Each issue begins with four of Cabinet's recurring columns. Some columns have (or have had) recurring writers. Some columns appear more frequently than others:
"The Clean Room" is David Serlin's column on science and technology. (First appearance: issue 1.)
"Colors", which appears in every issue, presents a writer or artist's response to a specific color assigned by the editors. (First appearance: issue 1.)
"Leftovers" examines the cultural significance of detritus. (First appearance: issue 1.)
"Thing" invites writers in various fields to take a shot at identifying a single found object not recognizable to the Cabinet editors. (First appearance: issue 12.)
"Inventory" is an occasional column that features and sometimes examines a list, catalog, or register. (First appearance: issue 13.)
"Object Lesson", a column by Celeste Olalquiaga, "reads culture against the grain to identify striking illustrations of historical process or principle." (First appearance: issue 20.)
"A Minor History of," a column by Joshua Foer, examines an overlooked cultural phenomenon using a timeline. (First appearance: issue 25.)
Section 2: Main
The Main section features miscellaneous essays, interviews, and artist projects.
Section 3: Theme
The third, themed section features essays, interviews, and artist projects related to a specific theme. A theme-based CD is included in issues 1, 3, 5, 7, 9, 11, and 13.
Issues and Themes
Issue 1: Invented Languages
Issue 2: Mapping Conversations
Issue 3: Weather
Issue 4: Animals
Issue 5: Evil
Issue 6: Horticulture
Issue 7: Failure
Issue 8: Pharmacopia
Issue 9: Childhood
Issue 10: Property
Issue 11: Flight
Issue 12: The Enemy
Issue 13: Futures
Issue 14: Doubles
Issue 15: The Average
Issue 16: The Sea
Issue 17: Laughter
Issue 18: Fictional States
Issue 19: Chance
Issue 20: Ruins
Issue 21: Electricity
Issue 22: Insecurity
Issue 23: Fruits
Issue 24: Shadows
Issue 25: Insects
Issue 26: Magic
Issue 27: Mountains
Issue 28: Bones
Issue 29: Sloth
Magazine and Book
Though Cabinet is commonly called "Cabinet magazine" and is distributed to newsstands as a magazine (with ISSN), individual Cabinet issues are also distributed as books (with ISBN).
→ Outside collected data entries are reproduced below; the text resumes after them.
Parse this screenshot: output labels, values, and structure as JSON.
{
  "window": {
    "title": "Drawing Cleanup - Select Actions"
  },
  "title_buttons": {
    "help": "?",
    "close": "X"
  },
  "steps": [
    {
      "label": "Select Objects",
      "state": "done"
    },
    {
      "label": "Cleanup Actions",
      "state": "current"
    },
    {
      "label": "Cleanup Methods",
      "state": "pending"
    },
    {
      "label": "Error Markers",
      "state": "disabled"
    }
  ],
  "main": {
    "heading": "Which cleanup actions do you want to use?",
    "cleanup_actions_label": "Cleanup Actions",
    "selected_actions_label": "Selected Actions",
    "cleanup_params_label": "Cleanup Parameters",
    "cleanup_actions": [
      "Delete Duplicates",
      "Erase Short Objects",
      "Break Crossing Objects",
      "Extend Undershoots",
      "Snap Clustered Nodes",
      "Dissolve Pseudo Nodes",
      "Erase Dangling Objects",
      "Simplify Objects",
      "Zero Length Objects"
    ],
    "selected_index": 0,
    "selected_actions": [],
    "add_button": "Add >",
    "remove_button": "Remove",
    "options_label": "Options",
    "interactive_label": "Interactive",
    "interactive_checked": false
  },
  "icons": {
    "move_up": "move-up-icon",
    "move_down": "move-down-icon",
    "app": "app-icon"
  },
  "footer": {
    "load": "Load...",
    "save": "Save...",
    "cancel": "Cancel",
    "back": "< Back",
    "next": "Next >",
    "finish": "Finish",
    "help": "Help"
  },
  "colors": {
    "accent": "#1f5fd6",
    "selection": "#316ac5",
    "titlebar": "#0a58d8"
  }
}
Each issue is printed in two editions: one with a magazine barcode on the front cover and the other with a book barcode on the back cover.[1]
Other Projects
In addition to publishing the quarterly, Cabinet also publishes books, curates art-related exhibitions, and stages conferences and live events.
Presidential Doodles: Two Centuries of Scribbles, Scratches, Squiggles & Scrawls from the Oval Office, by Cabinet Magazine and David Greenberg (Basic Books, 2006) ISBN 0-46503266-4
Exhibitions
Cabinet's 2005 exhibition "Odd Lots: Revisiting Gordon Matta-Clark'sFake Estates," at The Queens Museum of Art and at the White Columns gallery was chosen by The New York Times'sMichael Kimmelman as one of the ten best shows of the year.
In 2005, Cabinet began curating a cabinet of curiosities inside an 8,000-pound safe at Proteus Gowanus, an art gallery in Gowanus, Brooklyn.[2]
In 2003, Cabinet co-produced "The Paper Sculpture Show," a traveling exhibition of 29 paper sculptures, each one devised by a different artist. The sculptures themselves are collected as tear-out, do-it-yourself projects in The Paper Sculpture Book.
Philosopher Slavoj Zizek has written, "Cabinet is my kind of magazine; ferociously intelligent, ridiculously funny, absurdly innovative, rapaciously curious. Cabinet's mission is to breathe life back into non-academic intellectual life. Compared to it, every other magazine is a walking zombie."